Atlas Shrugged: Trying to Tell You All It’s Sabotage January 9, 2015

Atlas Shrugged, part II, chapter VIII

Francisco asks Dagny what she thinks about the men who quit their jobs and vanished, and she says she can’t blame them anymore, that she now feels the same way even if it’s psychological torture for her to walk off the job. He says that he’s been through this same struggle himself, that it’s the way he felt when he gave up his company:

“But you didn’t give it up,” she said. “You didn’t quit. You’re still the President of d’Anconia Copper, only it means nothing to you now.”

“It means as much to me now as it did that night.”

“Then how can you let it go to pieces?”

“Dagny, you’re more fortunate than I. Taggart Transcontinental is a delicate piece of precision machinery. It will not last long without you. It cannot be run by slave labor. They will mercifully destroy it for you and you won’t have to see it serving the looters. But copper mining is a simpler job. D’Anconia Copper could have lasted for generations of looters and slaves. Crudely, miserably, ineptly — but it could have lasted and helped them to last. I had to destroy it myself.”

“You — what?”

“I am destroying d’Anconia Copper, consciously, deliberately, by plan and by my own hand. I have to plan it as carefully and work as hard as if I were producing a fortune — in order not to let them notice it and stop me, in order not to let them seize the mines until it is too late… I shall destroy every last bit of it and every last penny of my fortune and every ounce of copper that could feed the looters. I shall not leave it as I found it — I shall leave it as Sebastian d’Anconia found it — then let them try to exist without him or me!”

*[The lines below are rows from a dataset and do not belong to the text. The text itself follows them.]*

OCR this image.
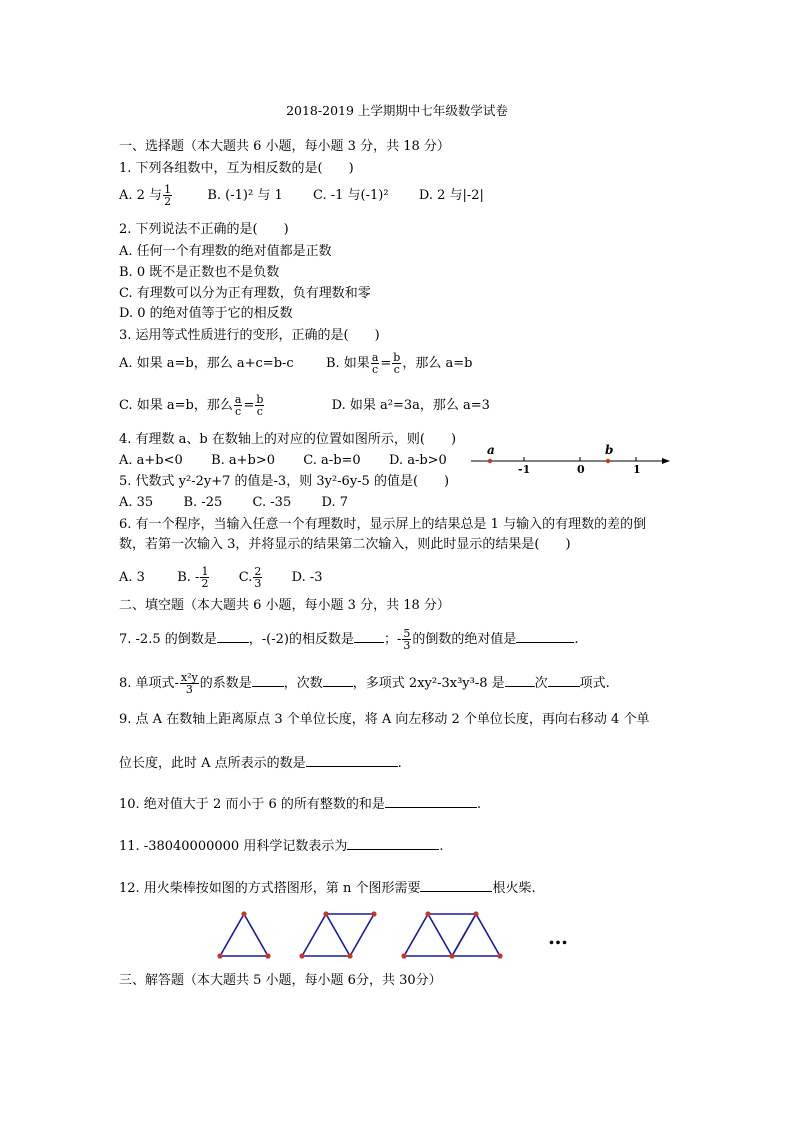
2018-2019 上学期期中七年级数学试卷
一、选择题（本大题共 6 小题，每小题 3 分，共 18 分）
1. 下列各组数中，互为相反数的是(　　)
A. 2 与 $\frac{1}{2}$	B. (-1)² 与 1 C. -1 与(-1)² D. 2 与|-2|
2. 下列说法不正确的是(　　)
A. 任何一个有理数的绝对值都是正数
B. 0 既不是正数也不是负数
C. 有理数可以分为正有理数，负有理数和零
D. 0 的绝对值等于它的相反数
3. 运用等式性质进行的变形，正确的是(　　)
A. 如果 a=b，那么 a+c=b-c B. 如果 $\frac{a}{c} = \frac{b}{c}$ ，那么 a=b
C. 如果 a=b，那么 $\frac{a}{c} = \frac{b}{c}$	D. 如果 a²=3a，那么 a=3
4. 有理数 a、b 在数轴上的对应的位置如图所示，则(　　)
A. a+b<0 B. a+b>0 C. a-b=0 D. a-b>0
a	b
-1	0	1
5. 代数式 y²-2y+7 的值是-3，则 3y²-6y-5 的值是(　　)
A. 35 B. -25 C. -35 D. 7
6. 有一个程序，当输入任意一个有理数时，显示屏上的结果总是 1 与输入的有理数的差的倒
数，若第一次输入 3，并将显示的结果第二次输入，则此时显示的结果是(　　)
A. 3 B. - $\frac{1}{2} C$. $\frac{2}{3} D$. -3
二、填空题（本大题共 6 小题，每小题 3 分，共 18 分）
7. -2.5 的倒数是 ，-(-2)的相反数是 ；- $\frac{5}{3}$ 的倒数的绝对值是	.
8. 单项式- $\frac{\text{x²y}}{3}$ 的系数是 ，次数 ，多项式 2xy²-3x³y³-8 是 次 项式.
9. 点 A 在数轴上距离原点 3 个单位长度，将 A 向左移动 2 个单位长度，再向右移动 4 个单
位长度，此时 A 点所表示的数是	.
10. 绝对值大于 2 而小于 6 的所有整数的和是	.
11. -38040000000 用科学记数表示为	.
12. 用火柴棒按如图的方式搭图形，第 n 个图形需要	根火柴.
…
三、解答题（本大题共 5 小题，每小题 6分，共 30分）
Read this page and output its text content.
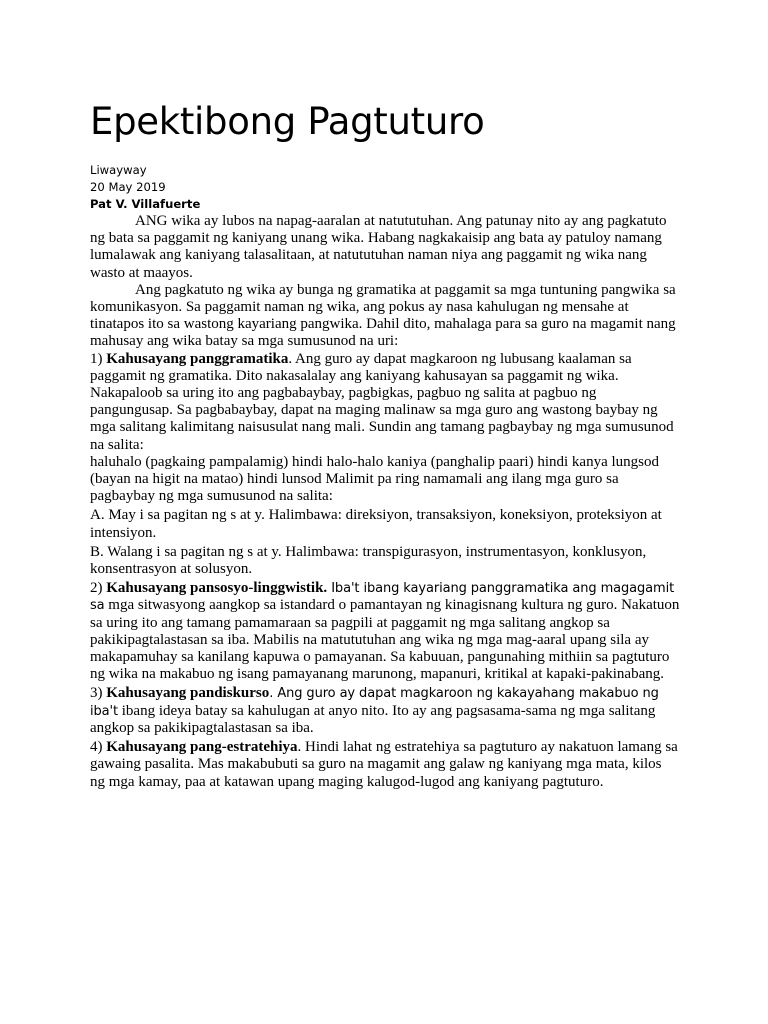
Epektibong Pagtuturo

Liwayway

20 May 2019

Pat V. Villafuerte

ANG wika ay lubos na napag-aaralan at natututuhan. Ang patunay nito ay ang pagkatuto ng bata sa paggamit ng kaniyang unang wika. Habang nagkakaisip ang bata ay patuloy namang lumalawak ang kaniyang talasalitaan, at natututuhan naman niya ang paggamit ng wika nang wasto at maayos.

Ang pagkatuto ng wika ay bunga ng gramatika at paggamit sa mga tuntuning pangwika sa komunikasyon. Sa paggamit naman ng wika, ang pokus ay nasa kahulugan ng mensahe at tinatapos ito sa wastong kayariang pangwika. Dahil dito, mahalaga para sa guro na magamit nang mahusay ang wika batay sa mga sumusunod na uri:

1) Kahusayang panggramatika. Ang guro ay dapat magkaroon ng lubusang kaalaman sa paggamit ng gramatika. Dito nakasalalay ang kaniyang kahusayan sa paggamit ng wika. Nakapaloob sa uring ito ang pagbabaybay, pagbigkas, pagbuo ng salita at pagbuo ng pangungusap. Sa pagbabaybay, dapat na maging malinaw sa mga guro ang wastong baybay ng mga salitang kalimitang naisusulat nang mali. Sundin ang tamang pagbaybay ng mga sumusunod na salita:

haluhalo (pagkaing pampalamig) hindi halo-halo kaniya (panghalip paari) hindi kanya lungsod (bayan na higit na matao) hindi lunsod Malimit pa ring namamali ang ilang mga guro sa pagbaybay ng mga sumusunod na salita:

A. May i sa pagitan ng s at y. Halimbawa: direksiyon, transaksiyon, koneksiyon, proteksiyon at intensiyon.

B. Walang i sa pagitan ng s at y. Halimbawa: transpigurasyon, instrumentasyon, konklusyon, konsentrasyon at solusyon.

2) Kahusayang pansosyo-linggwistik. Iba't ibang kayariang panggramatika ang magagamit sa mga sitwasyong aangkop sa istandard o pamantayan ng kinagisnang kultura ng guro. Nakatuon sa uring ito ang tamang pamamaraan sa pagpili at paggamit ng mga salitang angkop sa pakikipagtalastasan sa iba. Mabilis na matututuhan ang wika ng mga mag-aaral upang sila ay makapamuhay sa kanilang kapuwa o pamayanan. Sa kabuuan, pangunahing mithiin sa pagtuturo ng wika na makabuo ng isang pamayanang marunong, mapanuri, kritikal at kapaki-pakinabang.

3) Kahusayang pandiskurso. Ang guro ay dapat magkaroon ng kakayahang makabuo ng iba't ibang ideya batay sa kahulugan at anyo nito. Ito ay ang pagsasama-sama ng mga salitang angkop sa pakikipagtalastasan sa iba.

4) Kahusayang pang-estratehiya. Hindi lahat ng estratehiya sa pagtuturo ay nakatuon lamang sa gawaing pasalita. Mas makabubuti sa guro na magamit ang galaw ng kaniyang mga mata, kilos ng mga kamay, paa at katawan upang maging kalugod-lugod ang kaniyang pagtuturo.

Francisco has already alluded to this plan, but this is the first time he’s laid it all out.

The purpose of the capitalists going on strike is to prove that the world needs them and can’t exist without them. This belief is contrasted to that of the villainous looters, who believe that anyone can run a factory or a mine equally well if given the opportunity (remember the doomed economics professor who taught that “man’s mind is conditioned by material tools… and it’s only a matter of seizing the machinery”). Rand’s protagonists want to disprove this by showing that they’re the only ones who know how to make good decisions, and without their minds, all the tools and machines in the world won’t help the bad guys to survive.

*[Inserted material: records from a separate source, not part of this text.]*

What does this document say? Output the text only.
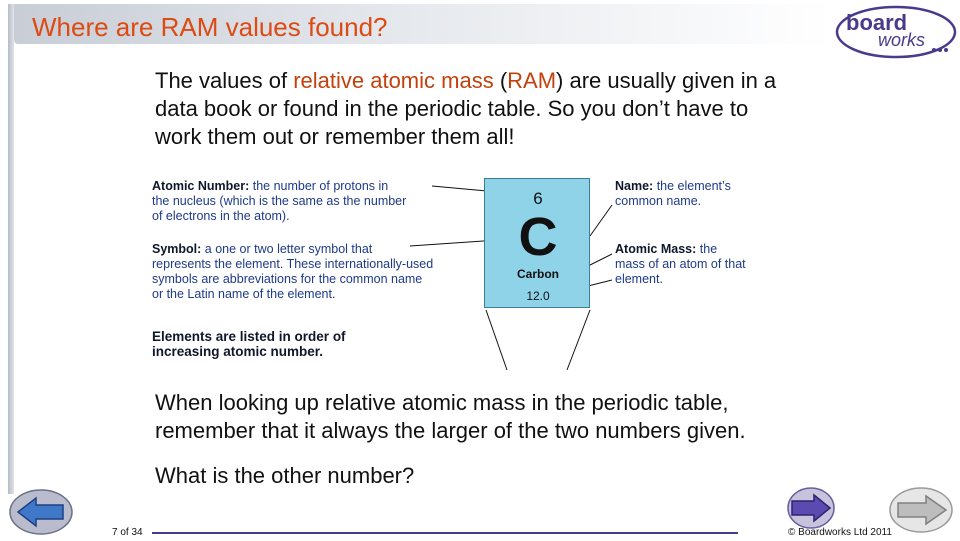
Where are RAM values found?	board
works
The values of relative atomic mass (RAM) are usually given in a data book or found in the periodic table. So you don’t have to work them out or remember them all!
6
C
Carbon
12.0
Atomic Number: the number of protons in
the nucleus (which is the same as the number
of electrons in the atom).
Symbol: a one or two letter symbol that
represents the element. These internationally-used
symbols are abbreviations for the common name
or the Latin name of the element.
Elements are listed in order of
increasing atomic number.
Name: the element’s
common name.
Atomic Mass: the
mass of an atom of that
element.
When looking up relative atomic mass in the periodic table, remember that it always the larger of the two numbers given.
What is the other number?
7 of 34	© Boardworks Ltd 2011
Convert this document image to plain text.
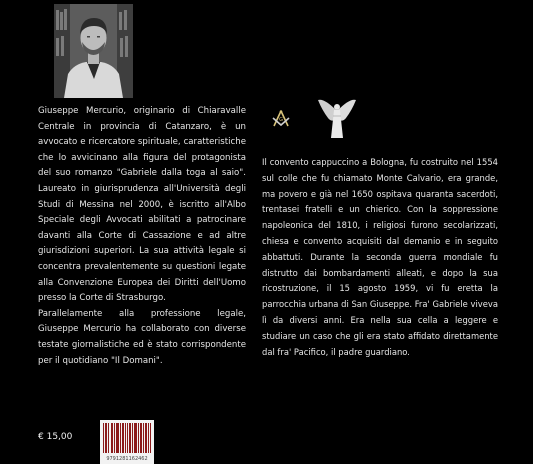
Giuseppe Mercurio, originario di Chiaravalle Centrale in provincia di Catanzaro, è un avvocato e ricercatore spirituale, caratteristiche che lo avvicinano alla figura del protagonista del suo romanzo "Gabriele dalla toga al saio". Laureato in giurisprudenza all'Università degli Studi di Messina nel 2000, è iscritto all'Albo Speciale degli Avvocati abilitati a patrocinare davanti alla Corte di Cassazione e ad altre giurisdizioni superiori. La sua attività legale si concentra prevalentemente su questioni legate alla Convenzione Europea dei Diritti dell'Uomo presso la Corte di Strasburgo.

Parallelamente alla professione legale, Giuseppe Mercurio ha collaborato con diverse testate giornalistiche ed è stato corrispondente per il quotidiano "Il Domani".

€ 15,00
9791281162462
G

Il convento cappuccino a Bologna, fu costruito nel 1554 sul colle che fu chiamato Monte Calvario, era grande, ma povero e già nel 1650 ospitava quaranta sacerdoti, trentasei fratelli e un chierico. Con la soppressione napoleonica del 1810, i religiosi furono secolarizzati, chiesa e convento acquisiti dal demanio e in seguito abbattuti. Durante la seconda guerra mondiale fu distrutto dai bombardamenti alleati, e dopo la sua ricostruzione, il 15 agosto 1959, vi fu eretta la parrocchia urbana di San Giuseppe. Fra' Gabriele viveva lì da diversi anni. Era nella sua cella a leggere e studiare un caso che gli era stato affidato direttamente dal fra' Pacifico, il padre guardiano.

But this is cheating. Francisco isn’t just passively withdrawing his mind from society: he’s actively working to sabotage anything that might have helped society survive without him. In so doing, he inadvertently admits that Randian super-capitalists aren’t the only ones who can run a business, and that even without them, the rest of humanity might have been able to muddle along. Francisco says it himself: “It could have lasted and helped them to last.”

Nor is this the only act of sabotage he’s committing. As we saw earlier, he’s also defrauding his investors on a grand scale, by encouraging them to invest in his company while he’s deliberately making bad decisions and concealing them from his stockholders. Again, this isn’t just a passive withdrawal of effort, this is an elaborate plan to cause chaos. The same goes for Ellis Wyatt, who didn’t just abandon his oil-drilling business but set the entire installation ablaze, and Ragnar Danneskjold, who’s robbing and destroying supply ships carrying food and fuel aid.


It’s funnier if you imagine this video depicts heroic capitalists going Galt and fleeing from socialist government officials.

“Francisco… of all the guesses I tried to make about you… I never thought of it… I never thought that you were one of those men who had quit…”

“I was one of the first of them.”

“I thought that they always vanished…”

“Well, hadn’t I? Wasn’t it the worst of what I did to you — that I left you looking at a cheap playboy who was not the Francisco d’Anconia you had known?”

While Francisco’s idiot-playboy disguise creates the drama Rand wanted, it raises some weird questions. For example, why didn’t all the vanished capitalists have to put on the same play-act? Ken Danagger didn’t sabotage his coal mines before disappearing; he even offered to turn them over to Dagny. Is copper a more important commodity than coal?

This raises, again, the question of what Rand’s heroes wouldn’t believe they were justified in doing in the cause of opposing the looters’ regime. If Francisco can sabotage his own company, why not sabotage a competitor’s? If Ellis Wyatt can blow up an oil field, why not also blow up a road or a bridge?

Your first thought might be that these business owners are merely exercising their right to dispose of their own property as they wish, but that’s not the whole story. Remember that in Rand’s eyes, any public property built up by taxation, or any property obtained by a private citizen with any kind of government loan or other assistance, is de facto illegitimate. (That’s why Danneskjold feels no compunction about sinking relief ships – and that’s also why Rand spitefully puts “a businessman who had acquired his business… with the help of a government loan” on her death train.) And if all or most of the good guys have already joined John Galt’s strike, it should follow that just about everyone who’s still left in the outside world is a valid target.

This goes to show, again, that Objectivism isn’t a non-violent ideology, far from it. Its premises lead, step by step, to the conclusion that True Capitalists are justified in waging a campaign of terrorism against society to force it to conform to their ideals. And Ayn Rand is adamant that every moral lesson in this book is transferrable to the real world.